CropLife Australia ready to work with Government to ensure proposed Agvet Chemicals Bill actually delivers efficiency

    15 November 2011

    (Canberra) – CropLife Australia has declared that the Federal Government must ensure its proposed reforms to the regulation of agricultural and veterinary (agvet) chemicals matches their rhetoric. The reform package must cut red tape and increase the efficiency of the system.

    On initial glance, the Exposure Draft of the Government’s Bill does deliver some promising efficiency measures, however, it seems to be creating more unnecessary regulation in some areas rather than delivering genuine productivity gains. More regulation does not equate to better regulation.

    The reforms need to encourage the development of modern and safe chemicals by removing barriers for companies to invest in cutting edge technologies and improve access to chemical products for farmers.

    As the peak industry organisation for the plant science sector, CropLife is not yet convinced that the content of the Bill will achieve the outcomes necessary to drive agricultural innovation and productivity into the future.

    CropLife’s Chief Executive Officer, Matthew Cossey, said, “I commend the Government’s sentiment in the media statement accompanying the release of the Exposure Draft of the Bill, however, I am not convinced that sentiment matches the reality of what is being proposed in the Bill itself.

    “Agricultural chemical registrants are looking to these reforms to drive regulatory efficiency and maximise the incentive for them to bring new technologies and products to the market that are better targeted, safer for farmers and better for the environment.

    “At this stage we remain to be convinced that there are genuine efficiency measures that outweigh the additional costs associated with new requirements for the periodic reconsideration of agricultural chemical products. The reconsideration provisions substantially duplicate the existing chemical review program.

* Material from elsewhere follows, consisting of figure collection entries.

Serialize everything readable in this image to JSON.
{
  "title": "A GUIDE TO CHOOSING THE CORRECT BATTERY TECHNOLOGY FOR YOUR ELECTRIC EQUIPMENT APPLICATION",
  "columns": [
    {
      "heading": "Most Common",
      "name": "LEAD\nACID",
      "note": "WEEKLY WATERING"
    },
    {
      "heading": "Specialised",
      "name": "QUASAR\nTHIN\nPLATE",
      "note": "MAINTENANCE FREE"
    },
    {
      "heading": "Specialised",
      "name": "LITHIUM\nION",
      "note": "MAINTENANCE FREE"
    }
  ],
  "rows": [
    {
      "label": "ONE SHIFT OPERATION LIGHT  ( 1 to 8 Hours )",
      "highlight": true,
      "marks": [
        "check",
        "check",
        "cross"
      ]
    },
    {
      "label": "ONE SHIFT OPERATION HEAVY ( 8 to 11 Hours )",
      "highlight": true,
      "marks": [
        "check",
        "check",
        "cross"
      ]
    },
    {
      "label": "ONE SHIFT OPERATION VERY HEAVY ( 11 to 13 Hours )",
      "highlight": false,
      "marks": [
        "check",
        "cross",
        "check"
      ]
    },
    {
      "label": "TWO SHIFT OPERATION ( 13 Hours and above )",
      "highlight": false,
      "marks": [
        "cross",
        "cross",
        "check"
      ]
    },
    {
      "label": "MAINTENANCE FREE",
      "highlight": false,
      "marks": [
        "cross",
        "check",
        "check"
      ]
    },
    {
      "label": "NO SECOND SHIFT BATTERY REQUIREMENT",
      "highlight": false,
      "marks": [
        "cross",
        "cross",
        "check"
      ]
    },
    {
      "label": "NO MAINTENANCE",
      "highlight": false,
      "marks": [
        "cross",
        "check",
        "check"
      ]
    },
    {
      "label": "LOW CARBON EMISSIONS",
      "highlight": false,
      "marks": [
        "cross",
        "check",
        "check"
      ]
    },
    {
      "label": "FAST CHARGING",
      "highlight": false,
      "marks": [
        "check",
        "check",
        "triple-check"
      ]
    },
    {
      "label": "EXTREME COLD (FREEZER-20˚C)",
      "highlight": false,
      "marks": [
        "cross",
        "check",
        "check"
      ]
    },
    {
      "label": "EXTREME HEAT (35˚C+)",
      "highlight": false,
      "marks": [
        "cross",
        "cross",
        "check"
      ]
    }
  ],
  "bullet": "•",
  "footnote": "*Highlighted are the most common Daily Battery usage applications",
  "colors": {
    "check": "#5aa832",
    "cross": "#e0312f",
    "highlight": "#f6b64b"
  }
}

    “Instead of improving the efficiency of the system, the Government is proposing more than 200 pages of new regulation, building in more regulatory cost and inefficiency. I’m concerned that this process has ended up being more about pandering to the whims of anti-chemical activists without any scientific basis, as opposed to genuine better regulation.

    “That stated, the industry will take the Government at its word on wanting efficiencies in the system and we remain committed to working constructively with Ministers’ Ludwig and Sherry to ensure the final reform package that is introduced into Parliament does actually deliver on the Government’s stated goals.

    “I do commend Ministers’ Ludwig and Sherry on the consultative process they have put in place to allow stakeholders the opportunity to contribute ideas and suggestions to improve the proposed Bill. Getting this regulation right is not just important for Australia’s plant science industry but is critical to the future of Australia’s farming sector. Australia’s farmers need access to the latest crop protection tools and technologies if Australia is to meet the coming global food security challenge, of doubling food production with fewer natural resources.

    “The Productivity Commission’s report into Plastics and Chemicals Regulation in 2008 found that Australia’s system for regulating chemicals is effective, but not efficient. It would be a travesty if the Government’s new proposals only serve to make the system for agricultural chemicals even more inefficient. CropLife is keen to work with the Government to ensure that this reform process provides genuinely better regulation.”